The problem with robo advice is that it is targeted to people who are already inclined to invest. It doesn’t offer the wealth manager’s personal touch of trying to educate and answer questions of a worried first time anxious customer or providing rationale for why a particular recommendation was made.

However, if cognitive capabilities such as artificial intelligence and natural language processing are deployed together, deploying a chat bot or voice bot could potentially mimic the interactions you’d have with a wealth manager much better. An example would be the robo advice bot telling you that you have an amount in cash that you haven’t touched for the past two years and seeing if you’d like to take a look at their investment products.

IBM research said that a large bank focused on investigating how cognitive capabilities can help customers select higher-value investments discovered that many of their customers make cash deposits because they are either unaware or uneducated about alternative investment options. By facilitating artificially intelligent personalized dialogue, the bank can help customers make better investment decisions based on their individual situations.

This gives consumers access to cheap or potentially free tailored digital wealth management advice. For banks and fund managers, this widens up their potential consumer base but also comes with an expectation of banks and fund managers to provide digital real-time client servicing.

Trading

It’s not a new concept to rely on computer algorithms to make trades. Preqin claims that around 1,360 hedge funds make the majority of their trades with the help of computer models. This is nine percent of all funds totaling a staggering $197 billion in combined assets under management. High frequency trading is even fully automated where computer algorithms have taken over human interaction.

Data scientists may apply traditional machine learning algorithms to solve complex problems. However, these models don’t adapt to new circumstances as they are somewhat static. This means that as the market changes, the models may not work as brilliantly, because they failed to account for the market change. However, with new techniques such as Deep Learning combined with cognitive computing, models are moving towards an artificially intelligent system that not only analyzes large amounts of data at speed, but also uses that data and it’s outcomes to improve themselves.

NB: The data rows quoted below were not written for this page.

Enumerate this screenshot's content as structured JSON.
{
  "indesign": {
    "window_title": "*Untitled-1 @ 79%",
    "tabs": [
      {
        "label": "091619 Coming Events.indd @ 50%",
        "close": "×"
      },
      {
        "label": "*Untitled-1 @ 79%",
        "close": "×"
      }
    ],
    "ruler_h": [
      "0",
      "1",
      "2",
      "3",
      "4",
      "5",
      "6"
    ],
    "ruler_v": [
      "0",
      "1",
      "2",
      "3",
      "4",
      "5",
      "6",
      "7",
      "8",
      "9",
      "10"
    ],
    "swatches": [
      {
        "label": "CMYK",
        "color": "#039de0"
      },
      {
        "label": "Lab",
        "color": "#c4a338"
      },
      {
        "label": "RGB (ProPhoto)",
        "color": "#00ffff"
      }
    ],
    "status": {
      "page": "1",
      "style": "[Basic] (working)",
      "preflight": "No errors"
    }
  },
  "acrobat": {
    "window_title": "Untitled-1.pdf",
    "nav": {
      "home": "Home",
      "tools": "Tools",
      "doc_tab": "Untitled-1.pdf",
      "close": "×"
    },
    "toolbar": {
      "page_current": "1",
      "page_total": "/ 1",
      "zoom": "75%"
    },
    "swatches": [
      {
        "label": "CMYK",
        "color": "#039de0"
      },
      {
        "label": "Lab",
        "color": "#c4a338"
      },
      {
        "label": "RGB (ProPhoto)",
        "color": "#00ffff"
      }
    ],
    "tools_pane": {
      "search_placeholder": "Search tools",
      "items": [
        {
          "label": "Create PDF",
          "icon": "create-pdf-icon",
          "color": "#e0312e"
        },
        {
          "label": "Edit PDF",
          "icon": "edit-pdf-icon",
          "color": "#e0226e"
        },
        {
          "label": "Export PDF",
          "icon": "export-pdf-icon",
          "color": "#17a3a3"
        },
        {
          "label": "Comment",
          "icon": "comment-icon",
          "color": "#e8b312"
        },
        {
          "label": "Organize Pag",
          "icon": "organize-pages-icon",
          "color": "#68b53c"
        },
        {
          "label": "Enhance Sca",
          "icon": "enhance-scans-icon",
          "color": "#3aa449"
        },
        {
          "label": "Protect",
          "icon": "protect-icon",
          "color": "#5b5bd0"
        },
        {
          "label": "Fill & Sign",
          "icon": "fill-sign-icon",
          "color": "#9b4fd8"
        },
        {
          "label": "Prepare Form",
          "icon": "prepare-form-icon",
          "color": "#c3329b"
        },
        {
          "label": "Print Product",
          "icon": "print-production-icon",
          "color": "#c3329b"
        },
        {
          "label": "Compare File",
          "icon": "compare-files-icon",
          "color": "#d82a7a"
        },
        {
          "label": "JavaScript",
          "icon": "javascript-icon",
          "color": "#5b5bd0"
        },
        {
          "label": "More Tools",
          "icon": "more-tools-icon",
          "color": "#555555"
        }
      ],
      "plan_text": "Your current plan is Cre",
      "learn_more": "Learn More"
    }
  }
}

IBM did research into a European bank whose sales teams follow detailed approval processes to fully vet potential trades for complex transactions involving institutional clients. Since the process requires a lot of approvals relating to credit and market risk constraints, compliance issues and regulatory policies, it is very time consuming. Sometimes, the market changes in the middle of the process, rendering the initial recommendation obsolete. Utilizing a cognitive system can speed up information digestion of the policies and regulatory documents, enabling more opportune trade recommendations based on the latest information and market conditions.

The impact for customers will be performance related. Either the AI enhanced product will be better or worse than the traditional model. This will obviously depend on the AI and the fund. In theory, customers would also be served at a faster speed since AI could speed up much of the decision making process because of better outputs (results). Data prep and processing remains as it was. It’s not so that a recurrent neural network will gather the data by itself, that’s something humans still need to build. Although, in 20 years or so, there may be some automated feature extraction, we’re still a long way away from AI that does all this by itself. However, banks would be experiencing a huge change in their trading process and tread a fine line between determining what’s to be done by an expert and what’s to be done by an AI crafted by the expert.

In summary, cognitive computing has the potential to transform personal banking, wealth management and trading. Consumers can expect benefits to quality of information, products and services and speed of service if the banks choose to utilize AI enhanced digital services like bots.